Once upon a time, property in a big village called Riverville was seriously undervalued.
After some not-so-wise elders decided to freeze property values, a wise judge told them they could not.
So the chastened elders hired some wise magicians from a different village to appraise all the property. The new assessments angered many of the householders in Riverville--especially the ones who had lived there for many years and believed that they should not have to pay any more money to support the village that they had stuck with while other villagers had left for warmer villages where the Sun was worshipped.
After much hue and cry, the elders decided to re-assess property every three years rather then every year. At least, they reasoned, they would not have to pay magicians every year and they would not have to listen to villager complaints all year.
One day, some new villagers arrived in Riverville. They bought an old house in a neighborhood called Tree Rodent Vista that was very nice but was in one of the sub-villages (Minister Borough) that was running out of money. The new villagers paid a lot more than the house's appraised value. (They had moved to Riverville from a really expensive village called Boston where every house cost a lot so the house in Minister Borough seemed like a good bargain).
So the elders of Minister Borough (who needed money) asked the elders of Riverville to raise the appraised value to the sale price of the house. The new people grumbled a little but were chastened by the Hearing Walla: "the assessment should reflect fair market value." The new people bowed their heads and accepted that this was a fair doctrine. Nobody likes to pay more in taxes, they said, but it's good that the elders are making sure that everyone pays their fair share.
After three years, along came the day of the new assessment.
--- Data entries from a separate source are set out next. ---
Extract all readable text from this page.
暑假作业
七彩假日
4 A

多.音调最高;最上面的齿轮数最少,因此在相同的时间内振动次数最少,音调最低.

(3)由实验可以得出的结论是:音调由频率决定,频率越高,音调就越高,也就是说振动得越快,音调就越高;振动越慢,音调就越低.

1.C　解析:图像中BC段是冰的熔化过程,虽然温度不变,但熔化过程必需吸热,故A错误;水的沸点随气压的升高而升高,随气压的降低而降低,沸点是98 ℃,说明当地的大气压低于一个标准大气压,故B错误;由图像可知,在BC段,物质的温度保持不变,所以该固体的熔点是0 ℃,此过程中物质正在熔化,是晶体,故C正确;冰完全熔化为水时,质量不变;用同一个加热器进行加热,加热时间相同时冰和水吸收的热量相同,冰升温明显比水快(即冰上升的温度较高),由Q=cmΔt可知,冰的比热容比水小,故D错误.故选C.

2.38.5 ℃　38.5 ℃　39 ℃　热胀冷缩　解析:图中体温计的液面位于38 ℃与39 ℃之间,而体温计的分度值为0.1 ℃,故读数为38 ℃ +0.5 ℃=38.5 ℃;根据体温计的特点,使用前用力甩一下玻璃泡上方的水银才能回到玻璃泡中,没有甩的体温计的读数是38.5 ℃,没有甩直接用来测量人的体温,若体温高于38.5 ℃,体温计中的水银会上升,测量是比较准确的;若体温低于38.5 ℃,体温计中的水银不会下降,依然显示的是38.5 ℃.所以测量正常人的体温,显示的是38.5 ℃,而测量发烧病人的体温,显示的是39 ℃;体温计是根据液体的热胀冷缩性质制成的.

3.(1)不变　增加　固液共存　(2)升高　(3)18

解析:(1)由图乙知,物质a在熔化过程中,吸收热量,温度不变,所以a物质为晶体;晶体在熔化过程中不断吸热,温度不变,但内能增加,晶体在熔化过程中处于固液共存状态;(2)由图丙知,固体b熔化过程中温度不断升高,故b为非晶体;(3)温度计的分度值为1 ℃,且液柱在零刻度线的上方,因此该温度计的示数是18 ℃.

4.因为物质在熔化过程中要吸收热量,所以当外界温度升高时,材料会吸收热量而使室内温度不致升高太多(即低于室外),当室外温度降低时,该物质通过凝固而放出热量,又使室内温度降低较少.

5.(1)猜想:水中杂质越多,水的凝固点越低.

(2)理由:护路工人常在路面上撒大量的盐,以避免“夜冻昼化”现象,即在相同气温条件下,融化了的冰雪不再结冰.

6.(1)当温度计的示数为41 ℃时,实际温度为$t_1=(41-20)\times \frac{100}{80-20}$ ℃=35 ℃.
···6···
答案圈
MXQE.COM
The magicians were hired and did their work and reported to the Head Elder of Riverville that times were good and houses were worth more. Some people would have to pay more taxes because their houses were worth more. But, they said, assessments should reflect fair market value. Some wise men who chronicled the doings of the village reminded everyone that the sub-villages like Minister Borough and Upper Clarity could reduce their tax rates so people would not be wiped out by the new assessments. The wise chroniclers also pointed out that elderly villagers, living on fixed incomes, could be given larger homestead exemptions. And they also pointed out that annual re-assessments would lead to more gradual and more manageable tax increases for the villagers.
But the Head Elder said no. Rather than make everything fair, he said, he would once again protect the villagers who had lived in the village for a long time. He also wanted to protect all the wealthy villagers. So, he said, after the magicians finish their work, we will limit all increases to 4% at the most. Some assessments would only be increased 1% or 2% or 3%. Some would have no increase at all. But if someone bought a house many years ago and it had steadily increased in value, his assessment would be artificially kept low. If someone had bought property in the last few years and done extensive renovations and increased the value of her property, we will artificially keep that assessment low too. If someone had bought property in a wealthy neighborhood or sub-village and his equity and net worth had gone up drastically in a few years, we will still keep the assessment low. But if someone lives in a poor neighborhood where property values have only crept up, 1% or 2% or 3%--well, that villager must pay his full share of taxes.
The wise chroniclers again pointed out that this was regressive taxation, that this would not solve the long-term problems of the village, that this was unfair to newcomers, that this was arbitrary, and that this was out of step with good government practices across the whole province and the whole empire. But this did not matter to the many happy people who would save money. The happy people forgot that while nobody like to pay taxes, everyone must pay their fair share for civil society to function.
The new people, who had seen their assessment go up 30% RETROACTIVELY TO THE BEGINNING OF THE YEAR of the appeal of the elders of Minister Borough, with the approval of the Hearing Walla, could only shake their heads. They like living in Tree Rodent Vista and Minister Borough but they worry a lot about the village elders.